Gadis itu juga duduk di kursi bersebelahan dengan Glen. "Lain kali jangan begitu ya," ucap Kira.
"Begitu apa?"
"Jangan ngambil uang dari tabunganmu demi ke bioskop."
Kening Glen berkerut sebelum kemudian memberikan senyum tipis. "Santai aja lagi, tabungan gue bakal nambah kok bapak sama ibu terus ngirimin uang jajan buat gue."
"Tetap saja, aku merasa keberatan apalagi pas kamu traktirin kita bertiga. Aku nggak mau kamu habisin uang tabunganmu hanya karena bersenang-senang," omel Kira.
"Iya, iya bawel. Gue pikir lo nggak bakal cerewet nyatanya sama aja masih ngomel mulu, kepala batu pula."
Pintu rumah mendadak terbuka menampakkan seorang pria menatap tajam ke arah Glen. "Ayah," ucap Kira kaget. Dia pun buru-buru berdiri.

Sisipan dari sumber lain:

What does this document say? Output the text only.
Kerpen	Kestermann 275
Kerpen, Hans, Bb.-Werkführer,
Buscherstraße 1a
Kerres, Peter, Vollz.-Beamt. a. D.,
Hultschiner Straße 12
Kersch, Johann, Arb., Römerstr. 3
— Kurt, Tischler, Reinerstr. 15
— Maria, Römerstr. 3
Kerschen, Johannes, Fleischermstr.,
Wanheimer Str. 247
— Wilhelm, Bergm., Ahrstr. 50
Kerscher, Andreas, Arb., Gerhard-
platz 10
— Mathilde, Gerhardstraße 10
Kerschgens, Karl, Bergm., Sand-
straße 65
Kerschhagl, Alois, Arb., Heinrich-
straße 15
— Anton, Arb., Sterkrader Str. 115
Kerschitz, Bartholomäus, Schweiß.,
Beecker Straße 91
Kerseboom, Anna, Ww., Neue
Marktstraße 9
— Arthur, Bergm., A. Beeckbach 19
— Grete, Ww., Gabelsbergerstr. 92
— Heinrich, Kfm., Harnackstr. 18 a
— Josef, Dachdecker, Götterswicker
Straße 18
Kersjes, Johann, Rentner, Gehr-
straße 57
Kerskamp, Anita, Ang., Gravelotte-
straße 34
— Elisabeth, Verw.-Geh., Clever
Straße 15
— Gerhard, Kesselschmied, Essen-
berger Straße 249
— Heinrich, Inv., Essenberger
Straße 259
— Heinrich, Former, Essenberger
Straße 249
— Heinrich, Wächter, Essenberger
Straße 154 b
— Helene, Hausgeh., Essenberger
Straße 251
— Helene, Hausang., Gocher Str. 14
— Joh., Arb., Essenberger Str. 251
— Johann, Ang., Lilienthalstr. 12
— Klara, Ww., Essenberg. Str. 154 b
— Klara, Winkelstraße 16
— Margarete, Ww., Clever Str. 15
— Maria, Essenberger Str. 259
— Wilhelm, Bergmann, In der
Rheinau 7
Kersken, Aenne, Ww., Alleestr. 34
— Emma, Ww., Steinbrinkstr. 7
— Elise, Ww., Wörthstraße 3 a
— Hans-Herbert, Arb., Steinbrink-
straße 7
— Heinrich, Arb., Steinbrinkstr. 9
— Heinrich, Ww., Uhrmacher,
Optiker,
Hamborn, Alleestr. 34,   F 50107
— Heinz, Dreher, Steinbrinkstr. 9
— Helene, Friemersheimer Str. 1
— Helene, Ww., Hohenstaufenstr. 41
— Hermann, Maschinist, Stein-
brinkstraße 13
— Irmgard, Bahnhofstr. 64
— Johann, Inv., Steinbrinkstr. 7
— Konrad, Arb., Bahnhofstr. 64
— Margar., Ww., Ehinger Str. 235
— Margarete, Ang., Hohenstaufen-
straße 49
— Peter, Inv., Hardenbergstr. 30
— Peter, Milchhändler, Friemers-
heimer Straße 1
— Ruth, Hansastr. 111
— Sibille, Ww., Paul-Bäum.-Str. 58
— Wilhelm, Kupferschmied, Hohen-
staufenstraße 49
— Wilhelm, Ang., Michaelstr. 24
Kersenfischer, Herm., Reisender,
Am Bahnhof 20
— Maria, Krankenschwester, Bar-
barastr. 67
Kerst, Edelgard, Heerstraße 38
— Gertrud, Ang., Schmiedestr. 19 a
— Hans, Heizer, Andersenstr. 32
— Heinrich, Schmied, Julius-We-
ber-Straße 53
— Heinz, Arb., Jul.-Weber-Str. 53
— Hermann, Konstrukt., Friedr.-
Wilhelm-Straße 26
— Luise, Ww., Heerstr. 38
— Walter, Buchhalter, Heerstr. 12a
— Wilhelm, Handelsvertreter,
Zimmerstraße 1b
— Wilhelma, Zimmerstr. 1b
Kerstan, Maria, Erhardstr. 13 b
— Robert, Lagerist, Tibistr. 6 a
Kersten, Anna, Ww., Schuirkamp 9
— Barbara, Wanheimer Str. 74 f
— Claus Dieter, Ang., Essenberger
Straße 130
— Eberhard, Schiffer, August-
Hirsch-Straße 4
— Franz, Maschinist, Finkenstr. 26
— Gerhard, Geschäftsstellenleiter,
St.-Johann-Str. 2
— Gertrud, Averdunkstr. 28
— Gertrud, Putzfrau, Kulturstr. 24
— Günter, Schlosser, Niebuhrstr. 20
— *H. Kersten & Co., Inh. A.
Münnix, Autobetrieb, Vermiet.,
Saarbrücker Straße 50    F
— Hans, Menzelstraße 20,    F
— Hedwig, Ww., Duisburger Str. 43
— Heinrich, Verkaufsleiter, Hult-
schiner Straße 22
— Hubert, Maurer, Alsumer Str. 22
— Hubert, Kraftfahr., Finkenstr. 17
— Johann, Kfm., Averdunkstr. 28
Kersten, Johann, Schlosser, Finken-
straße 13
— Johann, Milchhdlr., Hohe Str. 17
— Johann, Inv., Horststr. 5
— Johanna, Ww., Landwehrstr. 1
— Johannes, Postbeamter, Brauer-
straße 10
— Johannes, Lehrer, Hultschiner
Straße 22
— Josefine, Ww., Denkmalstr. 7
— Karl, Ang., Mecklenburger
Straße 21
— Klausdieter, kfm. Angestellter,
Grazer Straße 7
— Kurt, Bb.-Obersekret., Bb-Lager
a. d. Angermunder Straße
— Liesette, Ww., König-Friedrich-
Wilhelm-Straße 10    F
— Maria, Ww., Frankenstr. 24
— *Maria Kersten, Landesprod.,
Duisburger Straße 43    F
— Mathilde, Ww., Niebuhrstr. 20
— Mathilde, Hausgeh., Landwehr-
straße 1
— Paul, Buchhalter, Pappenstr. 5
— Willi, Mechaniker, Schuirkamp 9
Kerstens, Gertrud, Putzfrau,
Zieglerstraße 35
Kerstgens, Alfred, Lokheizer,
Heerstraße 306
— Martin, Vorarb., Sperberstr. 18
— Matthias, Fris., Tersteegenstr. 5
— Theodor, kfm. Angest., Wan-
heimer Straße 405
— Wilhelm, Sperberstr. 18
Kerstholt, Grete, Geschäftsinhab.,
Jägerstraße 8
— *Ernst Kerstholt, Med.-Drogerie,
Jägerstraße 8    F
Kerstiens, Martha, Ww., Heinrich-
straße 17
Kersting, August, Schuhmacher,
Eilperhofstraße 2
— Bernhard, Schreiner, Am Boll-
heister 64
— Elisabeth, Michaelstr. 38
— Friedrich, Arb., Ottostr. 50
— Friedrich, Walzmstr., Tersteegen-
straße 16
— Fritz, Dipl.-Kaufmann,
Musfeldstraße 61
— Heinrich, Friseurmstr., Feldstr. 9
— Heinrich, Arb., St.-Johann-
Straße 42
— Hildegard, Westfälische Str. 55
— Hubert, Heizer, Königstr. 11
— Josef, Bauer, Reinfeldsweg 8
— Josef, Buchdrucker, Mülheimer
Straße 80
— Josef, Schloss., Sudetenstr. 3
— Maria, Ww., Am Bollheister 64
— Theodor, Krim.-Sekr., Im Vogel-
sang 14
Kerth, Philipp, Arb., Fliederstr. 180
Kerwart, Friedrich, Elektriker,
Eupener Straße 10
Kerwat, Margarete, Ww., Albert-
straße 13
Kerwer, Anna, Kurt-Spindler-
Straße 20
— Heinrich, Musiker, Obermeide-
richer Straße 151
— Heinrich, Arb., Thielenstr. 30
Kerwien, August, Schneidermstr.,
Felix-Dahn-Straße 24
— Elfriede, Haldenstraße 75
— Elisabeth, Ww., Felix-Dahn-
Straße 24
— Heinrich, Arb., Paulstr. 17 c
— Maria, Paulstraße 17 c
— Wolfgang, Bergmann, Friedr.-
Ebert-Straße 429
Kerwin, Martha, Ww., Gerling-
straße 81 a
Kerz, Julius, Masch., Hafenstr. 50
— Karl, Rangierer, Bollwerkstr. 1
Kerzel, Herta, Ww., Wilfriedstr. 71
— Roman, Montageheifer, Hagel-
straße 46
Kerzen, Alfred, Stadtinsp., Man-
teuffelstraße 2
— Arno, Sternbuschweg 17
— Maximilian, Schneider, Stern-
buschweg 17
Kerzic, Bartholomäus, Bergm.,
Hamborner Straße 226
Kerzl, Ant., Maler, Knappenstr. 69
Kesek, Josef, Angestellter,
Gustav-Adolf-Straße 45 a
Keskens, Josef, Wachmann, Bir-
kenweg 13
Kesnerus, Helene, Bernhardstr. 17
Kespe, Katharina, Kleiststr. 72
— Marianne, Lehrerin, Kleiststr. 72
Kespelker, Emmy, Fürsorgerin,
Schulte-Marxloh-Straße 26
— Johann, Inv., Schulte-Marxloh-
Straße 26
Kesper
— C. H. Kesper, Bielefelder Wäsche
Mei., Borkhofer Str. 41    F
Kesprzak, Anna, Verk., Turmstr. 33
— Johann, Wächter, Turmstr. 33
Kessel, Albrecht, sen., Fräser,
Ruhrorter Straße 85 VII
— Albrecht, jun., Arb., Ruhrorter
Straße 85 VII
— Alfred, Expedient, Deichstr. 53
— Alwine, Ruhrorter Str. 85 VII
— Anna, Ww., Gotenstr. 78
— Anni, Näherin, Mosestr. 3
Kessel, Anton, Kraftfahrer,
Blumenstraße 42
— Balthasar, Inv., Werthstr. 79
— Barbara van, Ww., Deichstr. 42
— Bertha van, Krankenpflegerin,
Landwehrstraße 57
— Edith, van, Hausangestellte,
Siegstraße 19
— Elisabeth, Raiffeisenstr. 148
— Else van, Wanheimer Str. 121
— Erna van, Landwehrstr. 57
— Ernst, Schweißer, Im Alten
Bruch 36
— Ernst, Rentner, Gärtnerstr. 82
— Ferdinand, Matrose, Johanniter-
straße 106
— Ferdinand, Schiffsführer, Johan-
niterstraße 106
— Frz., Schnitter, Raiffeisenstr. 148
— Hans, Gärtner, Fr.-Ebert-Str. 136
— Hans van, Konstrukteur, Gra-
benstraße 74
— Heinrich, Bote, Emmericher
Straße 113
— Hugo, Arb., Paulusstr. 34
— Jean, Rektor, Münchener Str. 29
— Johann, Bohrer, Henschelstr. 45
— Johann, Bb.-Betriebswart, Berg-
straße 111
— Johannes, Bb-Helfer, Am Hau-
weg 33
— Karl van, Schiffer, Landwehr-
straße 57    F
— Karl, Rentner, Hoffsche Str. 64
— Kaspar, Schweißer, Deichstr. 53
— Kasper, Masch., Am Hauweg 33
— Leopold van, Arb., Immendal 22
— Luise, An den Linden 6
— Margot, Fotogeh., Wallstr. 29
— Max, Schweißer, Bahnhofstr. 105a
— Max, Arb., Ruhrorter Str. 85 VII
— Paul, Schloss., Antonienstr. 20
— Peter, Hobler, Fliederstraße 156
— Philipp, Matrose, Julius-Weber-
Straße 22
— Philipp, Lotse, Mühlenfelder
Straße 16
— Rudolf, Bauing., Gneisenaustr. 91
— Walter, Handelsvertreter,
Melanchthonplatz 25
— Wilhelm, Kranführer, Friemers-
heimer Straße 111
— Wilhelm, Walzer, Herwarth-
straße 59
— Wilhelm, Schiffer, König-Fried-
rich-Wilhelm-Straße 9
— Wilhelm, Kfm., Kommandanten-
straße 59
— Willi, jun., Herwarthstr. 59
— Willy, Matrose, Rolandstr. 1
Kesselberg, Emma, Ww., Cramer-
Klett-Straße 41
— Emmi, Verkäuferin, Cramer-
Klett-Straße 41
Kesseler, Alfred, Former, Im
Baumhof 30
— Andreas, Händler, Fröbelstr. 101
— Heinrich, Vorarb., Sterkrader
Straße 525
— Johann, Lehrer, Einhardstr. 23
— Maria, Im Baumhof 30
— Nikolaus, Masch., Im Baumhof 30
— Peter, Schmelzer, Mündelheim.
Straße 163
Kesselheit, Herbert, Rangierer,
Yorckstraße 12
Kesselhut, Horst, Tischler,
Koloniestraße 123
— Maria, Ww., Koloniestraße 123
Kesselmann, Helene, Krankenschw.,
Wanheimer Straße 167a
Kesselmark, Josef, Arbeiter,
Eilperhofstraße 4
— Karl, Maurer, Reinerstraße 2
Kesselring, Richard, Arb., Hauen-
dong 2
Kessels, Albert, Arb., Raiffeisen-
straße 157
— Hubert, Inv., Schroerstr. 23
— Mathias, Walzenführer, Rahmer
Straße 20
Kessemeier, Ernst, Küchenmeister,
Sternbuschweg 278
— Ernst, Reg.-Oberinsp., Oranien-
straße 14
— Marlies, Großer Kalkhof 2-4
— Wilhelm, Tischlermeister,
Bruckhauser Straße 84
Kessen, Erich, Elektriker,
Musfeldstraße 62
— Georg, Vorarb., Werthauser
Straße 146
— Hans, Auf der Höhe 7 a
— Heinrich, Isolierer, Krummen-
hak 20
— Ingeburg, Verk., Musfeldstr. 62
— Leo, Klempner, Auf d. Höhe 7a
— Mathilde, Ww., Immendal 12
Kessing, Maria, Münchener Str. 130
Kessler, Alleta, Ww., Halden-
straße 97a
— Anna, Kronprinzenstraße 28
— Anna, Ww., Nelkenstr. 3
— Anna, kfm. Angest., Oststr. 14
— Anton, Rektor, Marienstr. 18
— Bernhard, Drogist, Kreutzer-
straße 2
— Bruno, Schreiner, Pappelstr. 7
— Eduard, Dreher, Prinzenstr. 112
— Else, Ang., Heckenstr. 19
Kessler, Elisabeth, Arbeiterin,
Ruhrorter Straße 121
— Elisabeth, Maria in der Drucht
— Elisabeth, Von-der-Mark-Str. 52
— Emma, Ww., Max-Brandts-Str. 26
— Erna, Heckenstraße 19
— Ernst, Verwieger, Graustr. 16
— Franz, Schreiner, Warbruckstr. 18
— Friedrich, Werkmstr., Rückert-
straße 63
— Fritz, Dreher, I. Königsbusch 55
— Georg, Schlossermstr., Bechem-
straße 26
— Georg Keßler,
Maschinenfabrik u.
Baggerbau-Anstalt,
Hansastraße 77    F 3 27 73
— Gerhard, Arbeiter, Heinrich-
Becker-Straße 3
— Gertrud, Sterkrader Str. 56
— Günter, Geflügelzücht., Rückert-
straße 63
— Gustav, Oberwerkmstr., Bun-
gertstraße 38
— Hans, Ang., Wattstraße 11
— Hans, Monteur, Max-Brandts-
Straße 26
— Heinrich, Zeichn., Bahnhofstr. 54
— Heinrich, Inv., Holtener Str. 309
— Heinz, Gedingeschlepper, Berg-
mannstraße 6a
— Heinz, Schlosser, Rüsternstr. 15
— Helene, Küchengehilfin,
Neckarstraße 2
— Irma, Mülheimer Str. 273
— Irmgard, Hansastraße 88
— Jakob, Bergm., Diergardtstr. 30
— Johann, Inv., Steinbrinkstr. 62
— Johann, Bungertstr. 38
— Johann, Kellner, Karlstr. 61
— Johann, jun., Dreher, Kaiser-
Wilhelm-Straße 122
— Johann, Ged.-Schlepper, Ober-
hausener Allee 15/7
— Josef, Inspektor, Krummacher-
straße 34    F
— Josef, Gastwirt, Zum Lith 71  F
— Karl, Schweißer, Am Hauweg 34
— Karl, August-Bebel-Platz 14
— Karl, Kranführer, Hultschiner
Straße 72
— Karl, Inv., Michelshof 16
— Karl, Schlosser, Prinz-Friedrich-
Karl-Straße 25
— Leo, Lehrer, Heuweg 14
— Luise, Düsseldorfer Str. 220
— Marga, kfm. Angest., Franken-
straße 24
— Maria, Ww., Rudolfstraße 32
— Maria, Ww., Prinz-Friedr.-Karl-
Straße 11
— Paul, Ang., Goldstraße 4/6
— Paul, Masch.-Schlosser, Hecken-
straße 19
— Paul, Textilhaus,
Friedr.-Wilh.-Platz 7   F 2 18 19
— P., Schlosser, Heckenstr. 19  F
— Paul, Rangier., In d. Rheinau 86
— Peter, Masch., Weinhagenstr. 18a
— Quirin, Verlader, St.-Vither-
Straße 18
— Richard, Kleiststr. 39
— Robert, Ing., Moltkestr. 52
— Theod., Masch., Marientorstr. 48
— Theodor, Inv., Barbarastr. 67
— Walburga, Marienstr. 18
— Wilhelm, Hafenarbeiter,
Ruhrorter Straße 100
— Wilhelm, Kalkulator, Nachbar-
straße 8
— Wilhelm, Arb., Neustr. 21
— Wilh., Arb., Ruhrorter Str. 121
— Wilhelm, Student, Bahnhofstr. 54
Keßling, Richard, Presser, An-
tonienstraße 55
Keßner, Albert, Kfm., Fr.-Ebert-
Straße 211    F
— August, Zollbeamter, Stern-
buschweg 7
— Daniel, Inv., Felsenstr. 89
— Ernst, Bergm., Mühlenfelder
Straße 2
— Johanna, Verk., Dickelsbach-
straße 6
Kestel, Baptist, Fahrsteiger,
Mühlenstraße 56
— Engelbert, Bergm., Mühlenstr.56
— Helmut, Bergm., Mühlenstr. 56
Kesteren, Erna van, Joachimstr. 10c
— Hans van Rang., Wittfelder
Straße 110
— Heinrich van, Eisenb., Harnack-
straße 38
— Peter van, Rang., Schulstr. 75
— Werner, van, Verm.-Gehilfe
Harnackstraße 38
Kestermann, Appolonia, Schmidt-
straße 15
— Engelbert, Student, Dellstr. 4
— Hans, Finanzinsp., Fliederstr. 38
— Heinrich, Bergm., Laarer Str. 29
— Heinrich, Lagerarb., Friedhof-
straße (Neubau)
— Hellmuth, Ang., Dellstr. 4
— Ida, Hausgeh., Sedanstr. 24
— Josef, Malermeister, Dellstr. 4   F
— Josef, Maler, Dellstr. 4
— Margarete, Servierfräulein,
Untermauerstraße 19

"Masuk." Perintah Ayahnya tidak dibantah oleh Kira. Gadis itu melihat sebentar pada Glen, berpamitan dengan suara yang pelan sebelum akhirnya menghilang dari balik pintu.
Glen sendiri ikut berdiri ketika matanya bertemu mata dengan Ayah Kira. Bulu kuduk mulai merinding menyadari raut wajah pria itu tampak tak senang. "Malam Pak," sapa Glen sontak sambil tersengih.
"Kamu juga pulang, ini sudah larut malam. Terima kasih juga sudah antar anak saya pulang."
"Sama-sama Pak, saya permisi." Glen berjalan cepat keluar dari halaman rumah Kira. Selagi Ayah Kira masih memandangnya, Glen merasa tidak aman.
Begitu menghilang dari pandangan Ayah Kira bergegas masuk dan memanggil putri semata wayangnya. Kira sendiri cemas tapi dengan sikap tenang ia menghadap Ayahnya.
"Itu yang dari tadi siapa?" tanya Ayah memulai interogasi.
"Dia itu teman satu kelas Kira namanya Glen." Kira menjawab sekenanya.
"Kenapa kamu pulang bareng dia? Mana Anggi?"
"Sudah pulang di antar sama teman satunya lagi."
Ayah mengkerutkan kening. "Terus kenapa kamu nggak ikut aja Anggi? Kalian bisa, kan nelpon taksi online biar nanti Ayah yang akan ngurus biayanya."
"Anggi juga ada urusan jadi tak bisa ikut Kira pulang," sahut Kira berusaha untuk menguasai emosi dalam diri.
"Jadi itu sebabnya kamu berdandan, rapi dan cantik untuk ketemu cowok itu?" Kali ini Ayah mulai tersulut amarah.
"Nggak Ayah, Kira make up ya buat diri sendiri. Lagian nggak ada salahnya juga aku make up, aku juga mau berpenampilan cantik."